The Physiologic Necessity for Laughter.—The attitude of the individual varies with age, temperament, and the perspective of life. Grave adults are apt to think of laughter and smiling as something occasional, a momentary lapse once in a while from the persistent attitude of seriousness. Healthy children, on the contrary, consider that a state of laughter is the normal condition of humanity, and that seriousness is a tiresome necessity, which must be tolerated from time to time. But very few people have any idea that there exists a well-defined physiologic necessity for laughter, and the greater the intellectual labor and the mental strain, the greater is this necessity.

The deep forcible chest movements increase the rapidity of the circulation, the force of the heart’s beat, and secures a more complete oxygenation of the blood.

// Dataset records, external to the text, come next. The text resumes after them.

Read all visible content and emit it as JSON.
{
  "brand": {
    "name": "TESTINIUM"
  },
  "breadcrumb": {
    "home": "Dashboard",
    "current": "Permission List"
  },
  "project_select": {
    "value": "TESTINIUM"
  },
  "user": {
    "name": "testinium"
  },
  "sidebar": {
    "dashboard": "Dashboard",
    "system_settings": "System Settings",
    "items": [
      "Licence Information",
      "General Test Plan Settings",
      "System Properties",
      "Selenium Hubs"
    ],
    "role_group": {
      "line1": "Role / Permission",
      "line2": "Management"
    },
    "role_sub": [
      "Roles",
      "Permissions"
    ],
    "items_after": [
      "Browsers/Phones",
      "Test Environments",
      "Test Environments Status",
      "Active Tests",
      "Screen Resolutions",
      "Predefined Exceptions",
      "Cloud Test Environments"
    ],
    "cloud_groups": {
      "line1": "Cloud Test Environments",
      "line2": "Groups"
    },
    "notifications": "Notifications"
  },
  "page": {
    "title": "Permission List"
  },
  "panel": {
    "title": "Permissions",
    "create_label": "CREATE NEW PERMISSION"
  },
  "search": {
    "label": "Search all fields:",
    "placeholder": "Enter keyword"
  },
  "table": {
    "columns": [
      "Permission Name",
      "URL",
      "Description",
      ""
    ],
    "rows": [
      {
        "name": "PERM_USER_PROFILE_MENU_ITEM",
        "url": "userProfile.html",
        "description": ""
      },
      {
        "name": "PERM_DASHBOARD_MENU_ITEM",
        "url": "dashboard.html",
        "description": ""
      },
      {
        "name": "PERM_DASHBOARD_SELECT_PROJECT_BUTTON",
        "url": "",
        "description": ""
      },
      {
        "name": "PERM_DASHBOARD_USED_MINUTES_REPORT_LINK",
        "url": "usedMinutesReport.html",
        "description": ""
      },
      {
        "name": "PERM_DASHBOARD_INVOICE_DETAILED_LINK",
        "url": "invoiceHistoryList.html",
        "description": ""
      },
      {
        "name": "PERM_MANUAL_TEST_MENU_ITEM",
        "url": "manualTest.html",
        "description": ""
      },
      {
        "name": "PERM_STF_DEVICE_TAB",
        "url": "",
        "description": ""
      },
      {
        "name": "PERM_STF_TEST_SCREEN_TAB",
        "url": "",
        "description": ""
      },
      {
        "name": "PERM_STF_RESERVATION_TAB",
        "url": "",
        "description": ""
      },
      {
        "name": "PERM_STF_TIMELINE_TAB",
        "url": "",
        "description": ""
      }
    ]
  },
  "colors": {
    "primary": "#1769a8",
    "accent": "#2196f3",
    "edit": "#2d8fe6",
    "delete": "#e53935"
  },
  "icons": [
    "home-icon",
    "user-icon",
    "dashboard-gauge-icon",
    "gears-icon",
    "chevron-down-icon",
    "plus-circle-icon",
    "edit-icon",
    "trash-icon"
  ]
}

It is not improbable that this accelerated circulation produces remote effects on the organism. One of the immediate effects of a good laugh is that it relieves the brain by the rapidity of the movements of the blood through the capillary circulation.

In addition to the immediate physiologic effects which result from laughter it is highly beneficial, by relieving the brain and nervous system from the intense strain and tension of the daily affairs and occupations of life, and gives relief to the severely congested capillaries, which otherwise involve considerable risk to the individual.

Physiologists hold that pleasurable feelings tend to further the whole group of organic functions, and that laughter produces a considerable increase of vital activity by the heightened nervous stimulation. There is a sense of increased energy, of a high tide of the fulness of the life current.

Vacations and Health.—The secret of success of the old Romans in conquering the world lay as much in their ability to maintain the health of their troops in their various campaigns as by the courage and organization of those troops; or, rather it may be said that courage is but the coefficient of a good physique and a general mental vigor.

A rest one day out of seven, with an occasional outing for the week-end, is good but not sufficient. If one would keep up to her highest standard of physical and mental efficiency, she must have at least one month of absolute change of environment and outdoor life in the year.